Fig. S4. Roles of Wnt and TGFβ pathways in mesoderm ring induction. (A,B) Wnt8C expression in unincubated embryo (A) and incubated (to late HH1) embryo (B). (C,D) Both Vg1 (C) and Nodal (D) are induced in a ring pattern by FGF4 (left, control injection; right, FGF4 injection). (E) Co-injection of FGF4 with a strong TGFβ pathway inhibitor SB431542 still leads to formation of the Brachyury ring. White line indicates section level of F. (F) In this treatment, Brachyury+ cells are present mainly in the epiblast (arrowhead) and few true mesoderm cells migrate away from the ingression site (arrow). (G) Magnified view of F.
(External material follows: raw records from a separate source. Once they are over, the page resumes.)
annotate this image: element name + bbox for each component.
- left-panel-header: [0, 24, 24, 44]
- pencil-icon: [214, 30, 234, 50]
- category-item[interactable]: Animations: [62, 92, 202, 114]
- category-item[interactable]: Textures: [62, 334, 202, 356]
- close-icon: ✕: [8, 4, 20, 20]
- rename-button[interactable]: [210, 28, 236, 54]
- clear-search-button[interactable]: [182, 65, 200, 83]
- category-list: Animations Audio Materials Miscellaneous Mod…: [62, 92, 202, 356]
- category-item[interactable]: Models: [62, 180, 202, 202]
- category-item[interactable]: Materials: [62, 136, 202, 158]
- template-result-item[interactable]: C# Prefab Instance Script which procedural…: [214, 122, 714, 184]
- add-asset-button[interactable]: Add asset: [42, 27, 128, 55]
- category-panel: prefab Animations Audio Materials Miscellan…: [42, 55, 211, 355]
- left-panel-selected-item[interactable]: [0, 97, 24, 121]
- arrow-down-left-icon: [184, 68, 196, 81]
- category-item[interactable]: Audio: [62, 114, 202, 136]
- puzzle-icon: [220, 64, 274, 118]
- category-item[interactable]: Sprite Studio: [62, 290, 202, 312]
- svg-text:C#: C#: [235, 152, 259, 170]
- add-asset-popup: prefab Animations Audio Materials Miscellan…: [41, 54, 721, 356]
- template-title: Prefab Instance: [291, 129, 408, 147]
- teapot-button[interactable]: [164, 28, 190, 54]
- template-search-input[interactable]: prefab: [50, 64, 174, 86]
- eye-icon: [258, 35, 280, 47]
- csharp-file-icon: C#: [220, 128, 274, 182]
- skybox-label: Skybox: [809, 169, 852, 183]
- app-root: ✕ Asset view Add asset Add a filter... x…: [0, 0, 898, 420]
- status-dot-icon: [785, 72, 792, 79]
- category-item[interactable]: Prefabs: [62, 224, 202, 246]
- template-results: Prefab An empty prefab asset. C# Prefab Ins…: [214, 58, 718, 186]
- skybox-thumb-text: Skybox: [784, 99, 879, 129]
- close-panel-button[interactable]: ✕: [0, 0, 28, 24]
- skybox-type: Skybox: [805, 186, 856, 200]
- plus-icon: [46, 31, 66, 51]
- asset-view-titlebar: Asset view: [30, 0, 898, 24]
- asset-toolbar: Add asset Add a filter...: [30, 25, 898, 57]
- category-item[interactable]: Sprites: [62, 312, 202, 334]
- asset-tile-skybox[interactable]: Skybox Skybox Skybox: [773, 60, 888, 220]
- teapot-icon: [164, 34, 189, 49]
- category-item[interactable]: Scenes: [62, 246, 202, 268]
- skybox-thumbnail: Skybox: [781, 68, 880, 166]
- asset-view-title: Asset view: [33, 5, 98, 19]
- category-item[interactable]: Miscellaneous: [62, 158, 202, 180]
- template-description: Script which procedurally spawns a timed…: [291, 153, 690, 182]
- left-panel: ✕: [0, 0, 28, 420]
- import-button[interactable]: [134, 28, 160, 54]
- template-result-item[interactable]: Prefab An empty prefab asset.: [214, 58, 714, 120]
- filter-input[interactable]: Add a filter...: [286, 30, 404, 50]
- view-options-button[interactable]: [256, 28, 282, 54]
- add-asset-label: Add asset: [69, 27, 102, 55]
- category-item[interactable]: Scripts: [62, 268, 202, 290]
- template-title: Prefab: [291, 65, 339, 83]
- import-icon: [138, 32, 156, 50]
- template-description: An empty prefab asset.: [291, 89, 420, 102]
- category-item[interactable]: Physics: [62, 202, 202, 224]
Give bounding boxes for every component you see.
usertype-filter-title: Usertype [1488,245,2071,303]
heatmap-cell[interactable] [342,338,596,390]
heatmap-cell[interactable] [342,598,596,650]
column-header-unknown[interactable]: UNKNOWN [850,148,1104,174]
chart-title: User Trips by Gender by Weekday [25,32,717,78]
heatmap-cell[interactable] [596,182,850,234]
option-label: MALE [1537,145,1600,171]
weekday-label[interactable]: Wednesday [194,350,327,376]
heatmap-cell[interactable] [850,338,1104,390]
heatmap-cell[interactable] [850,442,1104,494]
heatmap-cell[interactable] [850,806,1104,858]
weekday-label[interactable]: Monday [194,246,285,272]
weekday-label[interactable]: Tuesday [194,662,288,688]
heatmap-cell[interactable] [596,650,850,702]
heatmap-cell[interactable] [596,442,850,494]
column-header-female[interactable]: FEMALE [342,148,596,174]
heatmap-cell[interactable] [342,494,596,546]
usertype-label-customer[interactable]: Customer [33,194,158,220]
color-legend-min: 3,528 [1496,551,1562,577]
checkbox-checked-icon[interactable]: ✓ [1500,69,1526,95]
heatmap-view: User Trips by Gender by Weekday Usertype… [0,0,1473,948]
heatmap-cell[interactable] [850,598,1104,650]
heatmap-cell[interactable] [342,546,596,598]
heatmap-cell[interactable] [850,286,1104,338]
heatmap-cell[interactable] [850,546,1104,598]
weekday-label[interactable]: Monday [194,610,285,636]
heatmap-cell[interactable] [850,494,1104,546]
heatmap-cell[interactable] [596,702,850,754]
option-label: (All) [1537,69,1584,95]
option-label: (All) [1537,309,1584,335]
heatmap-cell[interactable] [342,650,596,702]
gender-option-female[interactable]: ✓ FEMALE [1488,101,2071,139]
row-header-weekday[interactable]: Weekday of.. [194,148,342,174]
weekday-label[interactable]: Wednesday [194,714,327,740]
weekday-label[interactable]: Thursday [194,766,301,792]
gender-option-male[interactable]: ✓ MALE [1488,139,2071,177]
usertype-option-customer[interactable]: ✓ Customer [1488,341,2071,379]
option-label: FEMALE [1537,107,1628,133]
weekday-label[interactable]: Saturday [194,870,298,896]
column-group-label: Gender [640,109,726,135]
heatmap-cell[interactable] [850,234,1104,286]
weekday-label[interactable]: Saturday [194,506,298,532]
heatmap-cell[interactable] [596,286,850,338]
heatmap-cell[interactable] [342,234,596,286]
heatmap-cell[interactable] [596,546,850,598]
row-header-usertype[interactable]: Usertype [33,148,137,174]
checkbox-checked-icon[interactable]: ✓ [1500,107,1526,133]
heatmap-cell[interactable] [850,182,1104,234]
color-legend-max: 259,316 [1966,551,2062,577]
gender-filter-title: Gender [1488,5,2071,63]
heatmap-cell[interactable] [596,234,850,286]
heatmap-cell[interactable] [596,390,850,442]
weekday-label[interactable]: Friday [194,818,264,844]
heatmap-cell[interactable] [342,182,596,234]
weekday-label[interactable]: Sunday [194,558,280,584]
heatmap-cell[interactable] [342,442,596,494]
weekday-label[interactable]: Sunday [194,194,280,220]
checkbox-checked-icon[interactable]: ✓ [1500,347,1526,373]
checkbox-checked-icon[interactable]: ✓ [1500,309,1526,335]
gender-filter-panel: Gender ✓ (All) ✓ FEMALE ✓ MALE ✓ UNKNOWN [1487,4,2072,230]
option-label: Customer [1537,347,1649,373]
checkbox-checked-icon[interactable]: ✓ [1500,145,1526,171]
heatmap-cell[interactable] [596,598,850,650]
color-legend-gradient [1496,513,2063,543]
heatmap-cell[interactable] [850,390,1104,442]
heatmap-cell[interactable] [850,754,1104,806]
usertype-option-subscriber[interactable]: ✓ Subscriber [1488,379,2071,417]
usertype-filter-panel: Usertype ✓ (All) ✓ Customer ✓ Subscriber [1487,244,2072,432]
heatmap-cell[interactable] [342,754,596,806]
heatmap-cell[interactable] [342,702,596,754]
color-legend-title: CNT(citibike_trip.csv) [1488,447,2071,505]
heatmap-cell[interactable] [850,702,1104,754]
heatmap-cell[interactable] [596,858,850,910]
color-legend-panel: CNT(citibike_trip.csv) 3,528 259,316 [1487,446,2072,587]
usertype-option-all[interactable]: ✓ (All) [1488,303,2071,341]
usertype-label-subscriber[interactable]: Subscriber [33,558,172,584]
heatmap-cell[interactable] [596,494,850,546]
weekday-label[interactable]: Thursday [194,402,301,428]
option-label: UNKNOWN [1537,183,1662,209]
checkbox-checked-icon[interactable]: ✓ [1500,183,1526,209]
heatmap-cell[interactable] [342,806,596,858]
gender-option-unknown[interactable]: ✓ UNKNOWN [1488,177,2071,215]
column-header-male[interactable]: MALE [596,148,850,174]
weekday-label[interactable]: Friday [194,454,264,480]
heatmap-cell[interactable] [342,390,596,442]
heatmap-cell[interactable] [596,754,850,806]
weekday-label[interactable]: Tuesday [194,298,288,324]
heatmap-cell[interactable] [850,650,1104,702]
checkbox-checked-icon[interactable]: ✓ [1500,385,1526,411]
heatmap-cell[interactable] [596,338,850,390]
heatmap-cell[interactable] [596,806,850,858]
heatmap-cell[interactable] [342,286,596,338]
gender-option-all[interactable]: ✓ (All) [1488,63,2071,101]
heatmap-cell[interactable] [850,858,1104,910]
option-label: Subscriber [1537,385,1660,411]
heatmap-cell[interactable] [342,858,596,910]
Fig. S5. Differentiation of induced mesoderm and the putative endogenous source of FGF. (A) Hemangioblast marker Lmo2. Left, control injection; right, FGF4 injection. (B) Smooth muscle marker dHAND. Left, control injection; right, FGF4 injection; (C) Expression of endogenous FGF8 in a late HH1 stage chicken embryo. Sagittal section shown in Fig. S5C′. (D) Expression of endogenous FGF8 in a late HH1 stage quail embryo. Sagittal section shown in Fig. S5D′. Arrowheads, hypoblast expression; arrows, posterior marginal zone expression. Hypoblast cells close to the posterior marginal zone are strongly positive for FGF8 (arrowheads). Epiblast cells in the posterior marginal zone are initially negative for FGF8 in unincubated embryos (not shown), and at late HH1 also become FGF8 positive (arrows).

Movie 1. Gastrulation-like movement of cells in the induced mesoderm ring. Movie taken as schematized in Fig. S3B. Total duration is ~6 hours (merge of three movies with no time interruption). Total number of frames is 127. Time interval between frames is 3 minutes. Movie taken with the endoderm side of the embryo facing up in New culture setting (embryo in Fig. S5B is shown with ectoderm side upwards). The streak is located in the lower-middle part (not labeled with GFP). Two patches of labeled cells in the induced mesoderm ring can be seen undergoing gastrulation-like movement, by first moving towards and then moving away from presumptive ingression sites.